We decline to review plaintiffs' unpreserved argument based on a subsequent NYCHA board resolution in September 2025 (see Matter of Khan v New York State Dept. of Health, 96 NY2d 879, 880 [2001]), which is outside the record on appeal (see News Am. Mktg., Inc. v Lepage Bakeries, Inc., 16 AD3d 146, 149 [1st Dept 2005]). Moreover, plaintiffs' argument that NYCHA is judicially and equitably estopped from raising a statute of limitations argument was not raised before the motion court, and we decline to review this unpreserved argument (see Acosta v Yale Club of N.Y. City, 261 AD2d 261, 261 [1st Dept 1999]).

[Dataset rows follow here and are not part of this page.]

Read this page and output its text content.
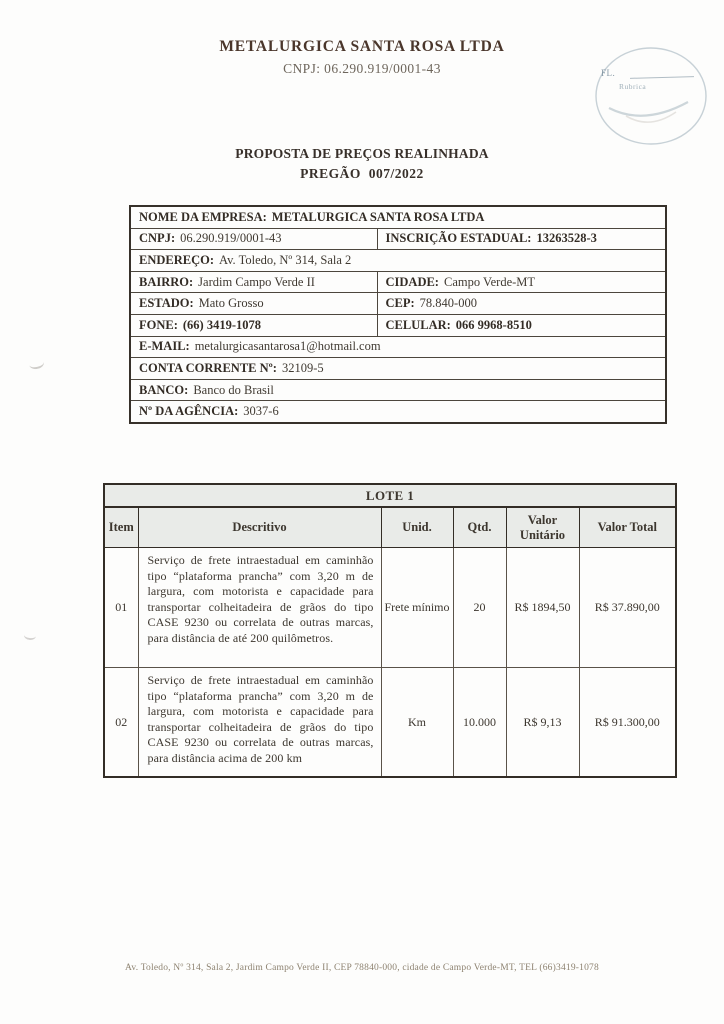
METALURGICA SANTA ROSA LTDA
CNPJ: 06.290.919/0001-43	FL.
Rubrica
PROPOSTA DE PREÇOS REALINHADA
PREGÃO 007/2022
NOME DA EMPRESA: METALURGICA SANTA ROSA LTDA	
CNPJ: 06.290.919/0001-43	INSCRIÇÃO ESTADUAL: 13263528-3
ENDEREÇO: Av. Toledo, Nº 314, Sala 2	
BAIRRO: Jardim Campo Verde II	CIDADE: Campo Verde-MT
ESTADO: Mato Grosso	CEP: 78.840-000
FONE: (66) 3419-1078	CELULAR: 066 9968-8510
E-MAIL: metalurgicasantarosa1@hotmail.com	
CONTA CORRENTE Nº: 32109-5	
BANCO: Banco do Brasil	
Nº DA AGÊNCIA: 3037-6	
LOTE 1					
Item	Descritivo	Unid.	Qtd.	Valor Unitário	Valor Total
01	Serviço de frete intraestadual em caminhão tipo “plataforma prancha” com 3,20 m de largura, com motorista e capacidade para transportar colheitadeira de grãos do tipo CASE 9230 ou correlata de outras marcas, para distância de até 200 quilômetros.	Frete mínimo	20	R$ 1894,50	R$ 37.890,00
02	Serviço de frete intraestadual em caminhão tipo “plataforma prancha” com 3,20 m de largura, com motorista e capacidade para transportar colheitadeira de grãos do tipo CASE 9230 ou correlata de outras marcas, para distância acima de 200 km	Km	10.000	R$ 9,13	R$ 91.300,00
Av. Toledo, Nº 314, Sala 2, Jardim Campo Verde II, CEP 78840-000, cidade de Campo Verde-MT, TEL (66)3419-1078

As for the order entered on or about January 22, 2026, the court properly denied the motion for a preliminary injunction. Petitioners rely on inadmissible hearsay in support of their motion (see 61 W. 62 Owners Corp. v CGM EMP LLC, 77 AD3d 330, 335 [1st Dept 2010], mod on other grounds 16 NY3d 822 [2011]). Moreover, it is undisputed that the tenants have been guaranteed appropriate and accessible relocation apartments, units in the new buildings once complete, and packing and moving assistance. While relocation may be inconvenient and difficult, particularly for seniors, petitioners have not demonstrated that it rises to the level of irreparable harm (see Nobu Next Door, LLC, 4 NY3d at 840).
The balance of the equities is not in favor of petitioners, who delayed more than three months after the relocation process began and after most residents had already relocated to seek injunctive relief (see Kazantzis v Cascade Funding RM1 Acquisitions Grantor Trust, 217 AD3d 410, 412 [1st Dept 2023]).
[*2]We have considered plaintiffs' and petitioners' remaining arguments and find them unavailing.
THIS CONSTITUTES THE DECISION AND ORDER
OF THE SUPREME COURT, APPELLATE DIVISION, FIRST DEPARTMENT.